Military surplus transfer expands amid security concerns
- By Matt Leonard
- Aug 30, 2017
The Trump administration announced on Aug. 28 that it was lifting Obama administration-era restrictions that banned the transfer of some surplus military hardware -- such as grenade launchers, armored vehicles and bayonets -- to law enforcement agencies.
Administered by the Defense Logistics Agency, the 1033 program allows the transfer of excess Defense Department property that might otherwise be destroyed to law enforcement agencies across the United States and its territories.
The announcement came one month after the release of a Government Accountability Office report that describes how its investigators were able to bypass the DLA Law Enforcement Support Office's verification process by using fictitious information.
GAO investigators posed as law enforcement officials seeking access to the LESO database. On the basis of the detailed information they gave DLA about the fictitious law enforcement agency, they were approved for the program and granted access to the department’s online systems, where they could view and request controlled property.
They submitted requests for non-lethal items and equipment that could be potentially lethal with modification.
"In less than a week after submitting the requests, our fictitious agency was approved for the transfer of over 100 controlled property items with a total estimated value of about $1.2 million," the GAO report states.
LESO never contacted the investigators in any way other than electronically.
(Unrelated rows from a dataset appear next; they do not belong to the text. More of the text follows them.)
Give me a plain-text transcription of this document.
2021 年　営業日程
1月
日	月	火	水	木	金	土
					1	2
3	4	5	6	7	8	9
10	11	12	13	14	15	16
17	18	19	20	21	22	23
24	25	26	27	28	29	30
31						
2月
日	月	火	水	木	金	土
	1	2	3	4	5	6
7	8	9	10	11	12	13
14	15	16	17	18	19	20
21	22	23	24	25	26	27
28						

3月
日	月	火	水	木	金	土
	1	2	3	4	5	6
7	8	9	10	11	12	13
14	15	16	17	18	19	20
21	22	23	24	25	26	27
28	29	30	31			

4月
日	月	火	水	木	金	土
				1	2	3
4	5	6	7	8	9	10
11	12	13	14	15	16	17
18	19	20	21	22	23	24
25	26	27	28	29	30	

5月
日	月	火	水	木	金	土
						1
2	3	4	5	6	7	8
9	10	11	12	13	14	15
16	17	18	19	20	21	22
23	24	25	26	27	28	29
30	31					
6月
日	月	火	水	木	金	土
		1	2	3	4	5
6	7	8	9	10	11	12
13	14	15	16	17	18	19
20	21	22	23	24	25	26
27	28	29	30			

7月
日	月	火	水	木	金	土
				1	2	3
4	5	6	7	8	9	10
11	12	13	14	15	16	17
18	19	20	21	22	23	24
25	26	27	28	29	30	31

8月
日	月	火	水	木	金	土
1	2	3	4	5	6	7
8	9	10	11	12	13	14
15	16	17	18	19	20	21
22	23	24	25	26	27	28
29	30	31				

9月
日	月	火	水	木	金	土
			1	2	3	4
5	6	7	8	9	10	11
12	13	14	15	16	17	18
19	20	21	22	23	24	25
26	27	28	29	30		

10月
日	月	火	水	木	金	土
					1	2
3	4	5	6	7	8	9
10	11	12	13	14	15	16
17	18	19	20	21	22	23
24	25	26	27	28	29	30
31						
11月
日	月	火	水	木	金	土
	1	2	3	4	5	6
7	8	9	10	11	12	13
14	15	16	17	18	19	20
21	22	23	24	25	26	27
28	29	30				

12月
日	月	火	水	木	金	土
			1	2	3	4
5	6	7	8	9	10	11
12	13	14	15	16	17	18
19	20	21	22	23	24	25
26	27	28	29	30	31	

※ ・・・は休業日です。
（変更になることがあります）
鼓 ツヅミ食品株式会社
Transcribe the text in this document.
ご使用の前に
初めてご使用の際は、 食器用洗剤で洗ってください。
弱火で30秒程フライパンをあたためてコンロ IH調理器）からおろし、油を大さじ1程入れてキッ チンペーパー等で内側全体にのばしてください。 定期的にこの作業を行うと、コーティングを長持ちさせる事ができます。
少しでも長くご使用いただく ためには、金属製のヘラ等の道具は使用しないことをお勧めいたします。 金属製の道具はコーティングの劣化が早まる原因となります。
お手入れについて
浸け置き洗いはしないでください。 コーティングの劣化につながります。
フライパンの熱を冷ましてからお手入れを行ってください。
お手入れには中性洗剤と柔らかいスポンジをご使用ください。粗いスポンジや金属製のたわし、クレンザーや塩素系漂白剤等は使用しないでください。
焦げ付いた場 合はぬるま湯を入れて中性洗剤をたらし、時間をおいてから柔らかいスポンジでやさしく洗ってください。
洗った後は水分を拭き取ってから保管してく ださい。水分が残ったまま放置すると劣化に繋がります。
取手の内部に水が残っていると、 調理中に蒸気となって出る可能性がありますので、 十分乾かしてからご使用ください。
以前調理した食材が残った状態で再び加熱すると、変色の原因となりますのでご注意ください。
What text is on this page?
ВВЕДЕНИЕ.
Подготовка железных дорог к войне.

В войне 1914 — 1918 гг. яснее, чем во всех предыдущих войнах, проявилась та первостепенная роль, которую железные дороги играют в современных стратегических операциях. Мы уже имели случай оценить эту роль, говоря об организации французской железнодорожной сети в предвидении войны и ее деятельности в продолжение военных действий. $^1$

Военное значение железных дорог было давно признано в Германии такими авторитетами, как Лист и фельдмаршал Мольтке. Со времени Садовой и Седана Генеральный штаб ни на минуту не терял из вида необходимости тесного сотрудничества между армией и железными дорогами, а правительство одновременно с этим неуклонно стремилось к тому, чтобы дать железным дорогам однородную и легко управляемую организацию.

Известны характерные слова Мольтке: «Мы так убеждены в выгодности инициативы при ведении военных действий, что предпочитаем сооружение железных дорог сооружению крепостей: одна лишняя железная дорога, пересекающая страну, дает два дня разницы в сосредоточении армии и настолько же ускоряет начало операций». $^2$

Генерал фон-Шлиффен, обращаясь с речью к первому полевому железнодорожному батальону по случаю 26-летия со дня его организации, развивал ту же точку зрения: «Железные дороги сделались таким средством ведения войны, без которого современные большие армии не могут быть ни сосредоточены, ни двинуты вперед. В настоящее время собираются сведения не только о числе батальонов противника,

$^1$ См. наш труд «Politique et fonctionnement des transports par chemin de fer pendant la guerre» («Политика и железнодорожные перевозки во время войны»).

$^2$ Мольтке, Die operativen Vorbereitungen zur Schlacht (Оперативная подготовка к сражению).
“Using fictitious identification and law enforcement credentials, along with the LESO-approved documentation, our investigator was able to pass security checks and enter the DLA Disposition Services warehouse sites,” the report states. “Personnel at two of the three sites did not request or check for valid identification of our investigator picking up the property.”
Citizens Against Government Waste voiced its security concerns in an Aug. 28 post.
“The DLA’s lack of oversight and internal control of the 1033 program’s largess has clear ramifications,” the post states. “Not only does the current system display an overwhelmingly irresponsible handling of large quantities of taxpayer-funded property, but more disturbingly, it also might enable military-grade weaponry to fall into the hands of unauthorized individuals.”
Those vulnerabilities were at the center of a hearing last month by the House Armed Services Committee’s Readiness Subcommittee.
Mike Scott, deputy director of logistics operations at DLA, testified that the agency is taking the GAO report seriously and will follow its recommendations, including verifying applications and running a fraud risk assessment.
“DLA has made significant enhancements to improve its policies, procedures and internal controls to correct deficiencies in the 1033 program,” Scott testified. “We recognize the importance of providing support to the [law enforcement agencies] and their important mission and our oversight role.”
Matt Leonard is a former reporter for GCN.